Cached File: A file of data on a local hard drive. When downloaded data is temporarily stored on your computer or mobile device, it speeds up retrieval the next time you want the same data (e.g., Web page, graphic) from the Internet or other remote source. This can become an issue when you attempt to open a different file of a previous version of your ebook with the same name.

Code: A set of computerized instructions sent to an ereading device explaining how to display the content. When your ebook is formatted, the formatter looks at a raw file of your entire book’s text, along with the code for the visual elements like bold, italic, or larger text.

Compressed/Zipped Folder: Folders that are compressed using the Compressed (zipped) Folders feature available with most computers use less drive space and can be transferred to other computers faster. You can typically work with a compressed folder and the files or programs it contains just as you would an uncompressed folder.

Conversion Error: Unexpected changes to individual words, portions of words, or punctuation caused by the process of creating your ebook.

Ebook: A book composed in—or converted to—digital format for display on a computer screen or handheld ereading device

Editorial Revision: A revision that’s not caused by a conversion error and is requested and completed after the full ebook has been formatted.

Enhanced Features: These ebook features include, but aren’t limited to: extensive bulleted, numbered, or lettered lists; six extensive text formatting such as centered text or poetry; colored text, shaded backgrounds, sidebars, blockquotes, and hyperlinks. Images and footnotes aren’t considered enhanced features.

EPUB: An ebook file format. An EPUB file is essentially HTML, CSS, and images bundled together to follow the structure of a book, and allows a wide array of devices and software to read and display the ebook.

Ereader: A handheld device—or type of computer software—you can use to view ebooks (e.g, Nook, Kindle, iPad, Adobe Digital Editions). For most ebooks, an ereader gives the user the option to adjust various settings based on his or her needs. Formatting choices like font, text size, line and word spacing, and background color are left up to the reader.

File Conversion: The conversion of computer data from one format (such as a Word document) to another (such as an EPUB file).

File Format: The specific system through which information is encoded for storage in a computer file (i.e. jpeg, PDF, or docx). Formats are often program specific, so it’s important to know how to open each different format you work with.

Fixed Layout: A special type of ebook that preserves page design. Fixed layout makes it possible to “fix” images and text to exact spots on each page. This prevents images and text from shifting around, which is perfect for illustrated children’s books, cookbooks, coffee table books, graphic novels, technical manuals, and any book that relies on a heavily-designed, static presentation, full-page images, or text that overlaps with images.

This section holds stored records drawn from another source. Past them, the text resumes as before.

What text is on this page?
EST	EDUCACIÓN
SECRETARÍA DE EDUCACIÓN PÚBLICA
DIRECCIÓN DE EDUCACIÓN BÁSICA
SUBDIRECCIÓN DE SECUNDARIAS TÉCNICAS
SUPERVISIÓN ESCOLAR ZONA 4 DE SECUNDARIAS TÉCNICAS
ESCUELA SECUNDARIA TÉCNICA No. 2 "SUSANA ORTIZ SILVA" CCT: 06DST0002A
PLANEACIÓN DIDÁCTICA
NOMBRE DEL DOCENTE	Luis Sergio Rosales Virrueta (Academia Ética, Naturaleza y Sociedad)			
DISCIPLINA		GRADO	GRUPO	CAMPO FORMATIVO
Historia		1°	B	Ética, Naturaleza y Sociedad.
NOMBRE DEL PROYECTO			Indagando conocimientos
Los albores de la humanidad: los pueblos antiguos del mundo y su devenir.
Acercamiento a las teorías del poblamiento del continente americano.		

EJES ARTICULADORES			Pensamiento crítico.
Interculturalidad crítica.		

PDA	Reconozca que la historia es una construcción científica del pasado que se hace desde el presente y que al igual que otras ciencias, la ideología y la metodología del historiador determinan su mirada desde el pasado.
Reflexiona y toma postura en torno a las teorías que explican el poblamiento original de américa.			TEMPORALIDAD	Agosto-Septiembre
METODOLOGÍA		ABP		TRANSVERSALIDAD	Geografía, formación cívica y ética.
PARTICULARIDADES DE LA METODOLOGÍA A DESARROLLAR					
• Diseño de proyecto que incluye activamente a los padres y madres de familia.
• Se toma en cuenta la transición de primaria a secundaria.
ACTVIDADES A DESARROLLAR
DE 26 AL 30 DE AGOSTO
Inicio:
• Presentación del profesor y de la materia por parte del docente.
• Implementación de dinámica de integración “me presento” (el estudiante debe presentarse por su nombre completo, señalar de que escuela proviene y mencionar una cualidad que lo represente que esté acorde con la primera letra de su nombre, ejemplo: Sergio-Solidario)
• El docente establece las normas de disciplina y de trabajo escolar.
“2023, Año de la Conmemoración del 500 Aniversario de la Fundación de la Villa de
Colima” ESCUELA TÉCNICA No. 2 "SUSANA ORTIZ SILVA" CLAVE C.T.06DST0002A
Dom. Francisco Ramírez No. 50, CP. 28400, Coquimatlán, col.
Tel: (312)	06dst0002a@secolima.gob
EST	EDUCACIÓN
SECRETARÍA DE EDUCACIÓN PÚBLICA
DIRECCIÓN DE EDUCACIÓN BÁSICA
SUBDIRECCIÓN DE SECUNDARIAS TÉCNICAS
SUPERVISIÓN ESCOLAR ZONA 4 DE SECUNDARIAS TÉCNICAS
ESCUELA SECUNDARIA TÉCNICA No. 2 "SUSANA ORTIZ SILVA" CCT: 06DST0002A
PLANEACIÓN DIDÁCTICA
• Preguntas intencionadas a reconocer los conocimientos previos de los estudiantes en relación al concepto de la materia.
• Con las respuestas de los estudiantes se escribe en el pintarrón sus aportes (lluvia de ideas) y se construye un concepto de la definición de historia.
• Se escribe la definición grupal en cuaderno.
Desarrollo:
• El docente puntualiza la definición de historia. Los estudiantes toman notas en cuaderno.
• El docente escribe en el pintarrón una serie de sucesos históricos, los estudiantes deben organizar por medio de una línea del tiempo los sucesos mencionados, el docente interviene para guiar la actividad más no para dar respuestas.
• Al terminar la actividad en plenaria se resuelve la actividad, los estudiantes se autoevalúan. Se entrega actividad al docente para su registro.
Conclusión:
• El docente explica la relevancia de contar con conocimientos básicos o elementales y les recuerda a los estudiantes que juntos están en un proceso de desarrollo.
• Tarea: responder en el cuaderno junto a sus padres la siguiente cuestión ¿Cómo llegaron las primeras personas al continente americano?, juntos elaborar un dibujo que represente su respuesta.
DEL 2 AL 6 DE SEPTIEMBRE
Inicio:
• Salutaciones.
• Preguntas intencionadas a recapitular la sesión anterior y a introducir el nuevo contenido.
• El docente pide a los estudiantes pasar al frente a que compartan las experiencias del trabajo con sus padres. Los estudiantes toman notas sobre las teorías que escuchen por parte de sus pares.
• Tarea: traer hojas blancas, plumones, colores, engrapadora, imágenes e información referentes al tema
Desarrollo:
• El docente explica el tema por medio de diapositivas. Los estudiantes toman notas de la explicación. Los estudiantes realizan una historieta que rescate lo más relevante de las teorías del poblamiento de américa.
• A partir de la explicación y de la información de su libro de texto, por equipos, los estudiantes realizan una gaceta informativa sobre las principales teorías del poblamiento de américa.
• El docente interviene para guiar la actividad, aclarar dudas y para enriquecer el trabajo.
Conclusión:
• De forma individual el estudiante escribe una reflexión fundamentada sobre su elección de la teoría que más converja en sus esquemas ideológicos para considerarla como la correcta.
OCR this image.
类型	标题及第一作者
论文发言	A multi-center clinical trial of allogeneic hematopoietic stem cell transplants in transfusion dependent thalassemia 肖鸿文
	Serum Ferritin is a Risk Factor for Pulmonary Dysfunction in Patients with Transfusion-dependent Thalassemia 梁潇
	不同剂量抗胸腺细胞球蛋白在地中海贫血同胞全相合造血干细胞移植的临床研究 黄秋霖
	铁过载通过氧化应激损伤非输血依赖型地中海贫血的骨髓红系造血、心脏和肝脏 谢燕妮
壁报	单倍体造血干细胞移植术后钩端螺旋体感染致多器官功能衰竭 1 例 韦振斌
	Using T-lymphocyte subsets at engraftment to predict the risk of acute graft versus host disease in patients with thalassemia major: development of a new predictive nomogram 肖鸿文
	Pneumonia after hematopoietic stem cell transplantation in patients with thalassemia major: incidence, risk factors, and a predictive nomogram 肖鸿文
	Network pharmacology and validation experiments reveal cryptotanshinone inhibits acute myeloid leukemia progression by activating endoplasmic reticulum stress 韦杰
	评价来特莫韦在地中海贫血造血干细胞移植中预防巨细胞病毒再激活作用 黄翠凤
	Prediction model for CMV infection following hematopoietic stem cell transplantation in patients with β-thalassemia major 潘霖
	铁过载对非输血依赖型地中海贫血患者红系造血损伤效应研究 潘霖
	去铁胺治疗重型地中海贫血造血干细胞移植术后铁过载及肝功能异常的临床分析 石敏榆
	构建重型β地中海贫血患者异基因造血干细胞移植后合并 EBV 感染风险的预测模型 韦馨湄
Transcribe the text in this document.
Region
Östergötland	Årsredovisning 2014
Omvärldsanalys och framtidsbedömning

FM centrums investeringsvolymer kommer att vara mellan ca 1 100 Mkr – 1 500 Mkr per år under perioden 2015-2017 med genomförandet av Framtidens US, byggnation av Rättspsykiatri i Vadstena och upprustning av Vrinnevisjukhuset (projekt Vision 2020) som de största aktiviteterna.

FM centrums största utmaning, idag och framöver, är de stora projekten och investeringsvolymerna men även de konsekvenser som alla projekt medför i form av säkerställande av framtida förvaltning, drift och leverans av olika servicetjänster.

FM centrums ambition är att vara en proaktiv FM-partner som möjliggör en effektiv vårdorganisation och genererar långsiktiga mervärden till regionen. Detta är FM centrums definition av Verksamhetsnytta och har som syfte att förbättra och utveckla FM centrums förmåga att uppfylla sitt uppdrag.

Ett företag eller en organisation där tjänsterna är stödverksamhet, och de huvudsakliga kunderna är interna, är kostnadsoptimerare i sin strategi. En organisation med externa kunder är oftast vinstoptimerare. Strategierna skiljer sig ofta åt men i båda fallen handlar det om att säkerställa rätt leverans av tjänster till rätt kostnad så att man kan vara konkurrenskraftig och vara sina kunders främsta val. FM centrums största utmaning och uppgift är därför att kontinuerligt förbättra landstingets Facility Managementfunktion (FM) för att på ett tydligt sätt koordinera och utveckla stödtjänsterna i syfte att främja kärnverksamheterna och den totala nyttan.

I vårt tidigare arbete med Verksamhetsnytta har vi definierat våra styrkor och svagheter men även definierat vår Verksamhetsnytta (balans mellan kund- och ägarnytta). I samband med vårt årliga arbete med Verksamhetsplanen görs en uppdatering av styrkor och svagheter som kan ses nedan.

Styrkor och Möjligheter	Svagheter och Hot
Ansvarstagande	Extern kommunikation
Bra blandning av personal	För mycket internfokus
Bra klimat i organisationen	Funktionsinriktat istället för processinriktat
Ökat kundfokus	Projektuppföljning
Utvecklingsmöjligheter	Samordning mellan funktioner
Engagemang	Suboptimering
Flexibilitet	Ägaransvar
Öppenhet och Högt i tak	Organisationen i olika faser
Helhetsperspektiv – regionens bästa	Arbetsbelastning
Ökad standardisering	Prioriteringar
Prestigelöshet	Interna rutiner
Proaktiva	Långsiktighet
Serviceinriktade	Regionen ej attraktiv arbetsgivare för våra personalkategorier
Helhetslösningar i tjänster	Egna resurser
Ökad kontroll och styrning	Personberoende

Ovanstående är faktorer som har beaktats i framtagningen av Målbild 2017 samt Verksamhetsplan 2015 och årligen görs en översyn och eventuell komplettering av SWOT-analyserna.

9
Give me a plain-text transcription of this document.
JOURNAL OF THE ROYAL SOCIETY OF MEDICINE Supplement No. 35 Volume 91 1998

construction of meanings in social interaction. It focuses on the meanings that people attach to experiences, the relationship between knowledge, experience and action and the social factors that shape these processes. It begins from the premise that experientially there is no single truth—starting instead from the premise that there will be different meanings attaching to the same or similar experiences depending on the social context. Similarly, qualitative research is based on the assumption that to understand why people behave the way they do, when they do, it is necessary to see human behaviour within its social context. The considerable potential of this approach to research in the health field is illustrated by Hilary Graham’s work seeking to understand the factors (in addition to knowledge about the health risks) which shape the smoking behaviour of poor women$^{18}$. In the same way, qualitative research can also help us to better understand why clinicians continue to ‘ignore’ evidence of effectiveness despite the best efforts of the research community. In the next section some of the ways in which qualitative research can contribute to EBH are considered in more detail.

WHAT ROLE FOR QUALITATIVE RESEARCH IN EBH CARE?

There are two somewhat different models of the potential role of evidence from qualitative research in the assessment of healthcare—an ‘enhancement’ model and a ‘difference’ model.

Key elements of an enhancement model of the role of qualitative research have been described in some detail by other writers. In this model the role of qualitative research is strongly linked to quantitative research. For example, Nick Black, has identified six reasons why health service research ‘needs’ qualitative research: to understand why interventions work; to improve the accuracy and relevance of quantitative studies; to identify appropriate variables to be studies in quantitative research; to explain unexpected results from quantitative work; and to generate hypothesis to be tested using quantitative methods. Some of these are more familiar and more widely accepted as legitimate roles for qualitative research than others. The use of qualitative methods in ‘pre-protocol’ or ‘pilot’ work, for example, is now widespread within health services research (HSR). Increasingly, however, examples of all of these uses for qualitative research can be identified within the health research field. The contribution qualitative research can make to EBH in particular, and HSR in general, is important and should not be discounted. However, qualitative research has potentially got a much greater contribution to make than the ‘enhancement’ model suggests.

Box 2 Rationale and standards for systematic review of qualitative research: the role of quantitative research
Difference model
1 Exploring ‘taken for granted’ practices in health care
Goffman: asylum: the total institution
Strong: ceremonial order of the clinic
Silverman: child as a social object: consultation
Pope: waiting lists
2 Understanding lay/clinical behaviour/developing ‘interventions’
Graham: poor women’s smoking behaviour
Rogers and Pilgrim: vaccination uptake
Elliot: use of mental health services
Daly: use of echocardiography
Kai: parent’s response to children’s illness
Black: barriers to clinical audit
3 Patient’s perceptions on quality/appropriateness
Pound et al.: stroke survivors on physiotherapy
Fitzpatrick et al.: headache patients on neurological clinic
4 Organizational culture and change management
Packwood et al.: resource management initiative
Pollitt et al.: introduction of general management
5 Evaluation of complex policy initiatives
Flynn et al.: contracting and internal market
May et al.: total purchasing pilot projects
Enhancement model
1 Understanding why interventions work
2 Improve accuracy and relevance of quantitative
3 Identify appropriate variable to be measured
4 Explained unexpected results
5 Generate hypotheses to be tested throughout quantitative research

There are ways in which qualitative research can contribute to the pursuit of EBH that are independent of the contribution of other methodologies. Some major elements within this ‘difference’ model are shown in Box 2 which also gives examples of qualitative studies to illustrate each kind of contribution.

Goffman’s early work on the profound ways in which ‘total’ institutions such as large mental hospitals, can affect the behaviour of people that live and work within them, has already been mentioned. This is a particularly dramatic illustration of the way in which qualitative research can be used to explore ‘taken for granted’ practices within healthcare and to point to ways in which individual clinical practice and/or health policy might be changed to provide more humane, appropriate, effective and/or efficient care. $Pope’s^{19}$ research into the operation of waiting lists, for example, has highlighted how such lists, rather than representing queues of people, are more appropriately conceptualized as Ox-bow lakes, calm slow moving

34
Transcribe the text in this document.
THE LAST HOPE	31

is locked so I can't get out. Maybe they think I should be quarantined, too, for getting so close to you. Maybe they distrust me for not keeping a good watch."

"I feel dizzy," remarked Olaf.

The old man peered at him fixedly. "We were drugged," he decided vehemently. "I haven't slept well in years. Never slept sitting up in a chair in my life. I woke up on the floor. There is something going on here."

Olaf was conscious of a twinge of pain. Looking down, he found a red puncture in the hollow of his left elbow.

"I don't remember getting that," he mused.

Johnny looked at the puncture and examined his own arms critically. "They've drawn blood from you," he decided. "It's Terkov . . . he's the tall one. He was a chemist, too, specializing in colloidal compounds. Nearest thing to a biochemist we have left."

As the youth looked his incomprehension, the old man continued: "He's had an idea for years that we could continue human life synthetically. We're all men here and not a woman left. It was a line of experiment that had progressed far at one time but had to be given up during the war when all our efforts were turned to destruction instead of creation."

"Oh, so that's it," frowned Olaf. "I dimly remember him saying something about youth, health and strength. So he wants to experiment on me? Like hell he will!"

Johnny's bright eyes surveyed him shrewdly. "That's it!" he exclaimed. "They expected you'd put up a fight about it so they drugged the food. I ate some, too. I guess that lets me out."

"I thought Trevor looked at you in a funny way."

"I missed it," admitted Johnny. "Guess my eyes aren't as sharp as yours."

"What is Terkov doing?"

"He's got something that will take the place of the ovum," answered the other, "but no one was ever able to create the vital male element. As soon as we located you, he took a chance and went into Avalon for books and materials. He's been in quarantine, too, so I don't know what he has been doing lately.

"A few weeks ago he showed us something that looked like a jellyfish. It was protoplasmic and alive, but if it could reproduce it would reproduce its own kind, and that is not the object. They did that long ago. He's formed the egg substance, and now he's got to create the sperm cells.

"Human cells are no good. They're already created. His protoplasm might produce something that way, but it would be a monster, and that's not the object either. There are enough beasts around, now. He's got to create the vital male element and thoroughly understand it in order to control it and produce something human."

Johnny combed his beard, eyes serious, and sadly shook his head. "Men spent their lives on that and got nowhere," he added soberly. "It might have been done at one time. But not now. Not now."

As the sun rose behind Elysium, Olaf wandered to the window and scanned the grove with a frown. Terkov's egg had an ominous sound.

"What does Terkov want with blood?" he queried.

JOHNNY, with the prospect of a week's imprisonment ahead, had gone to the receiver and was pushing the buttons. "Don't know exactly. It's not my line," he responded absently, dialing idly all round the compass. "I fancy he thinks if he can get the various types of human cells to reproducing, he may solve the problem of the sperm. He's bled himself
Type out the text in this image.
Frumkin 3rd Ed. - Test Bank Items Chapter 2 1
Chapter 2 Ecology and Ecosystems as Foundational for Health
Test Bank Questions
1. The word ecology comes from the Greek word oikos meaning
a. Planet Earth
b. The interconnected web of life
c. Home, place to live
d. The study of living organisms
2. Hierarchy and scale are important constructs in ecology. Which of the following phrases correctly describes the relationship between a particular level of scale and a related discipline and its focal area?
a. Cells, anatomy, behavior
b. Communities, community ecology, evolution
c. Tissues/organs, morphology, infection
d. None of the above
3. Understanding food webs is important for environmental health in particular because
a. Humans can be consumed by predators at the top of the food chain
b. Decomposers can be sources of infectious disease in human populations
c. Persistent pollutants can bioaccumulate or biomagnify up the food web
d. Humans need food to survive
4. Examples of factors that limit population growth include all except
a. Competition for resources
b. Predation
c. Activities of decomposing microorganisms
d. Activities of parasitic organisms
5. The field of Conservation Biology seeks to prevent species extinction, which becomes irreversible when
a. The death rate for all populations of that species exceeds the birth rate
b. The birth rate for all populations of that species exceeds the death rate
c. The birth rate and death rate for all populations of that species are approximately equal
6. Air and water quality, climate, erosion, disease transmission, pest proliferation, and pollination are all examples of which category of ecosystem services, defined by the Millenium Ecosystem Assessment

Flowing Layout: Ebooks built to adjust and change based on the device, software, or user settings when the ebook is being read.

Footnotes: A supporting piece of information formatted as links in an ebook. The footnote number will link the reader to the corresponding footnote at the end of the chapter.

Interior Images: Charts, graphs, photos, illustrations, or any other material set apart differently from the text.

Metadata: A summary of the basic information about your ebook (e.g., title, author’s name, copyright) that’s encrypted in your ebook’s files.

MOBI: An ebook file format. Unlike EPUB, MOBI is a dedicated format that can only be read on Kindle products and apps.

PDF: A file format that provides an electronic image of text—or text and graphics—that looks like a printed document and can be viewed, printed, and electronically sent.

To Approve: The final acceptance of your ebook file after it has been thoroughly reviewed and no errors or revisions have been found.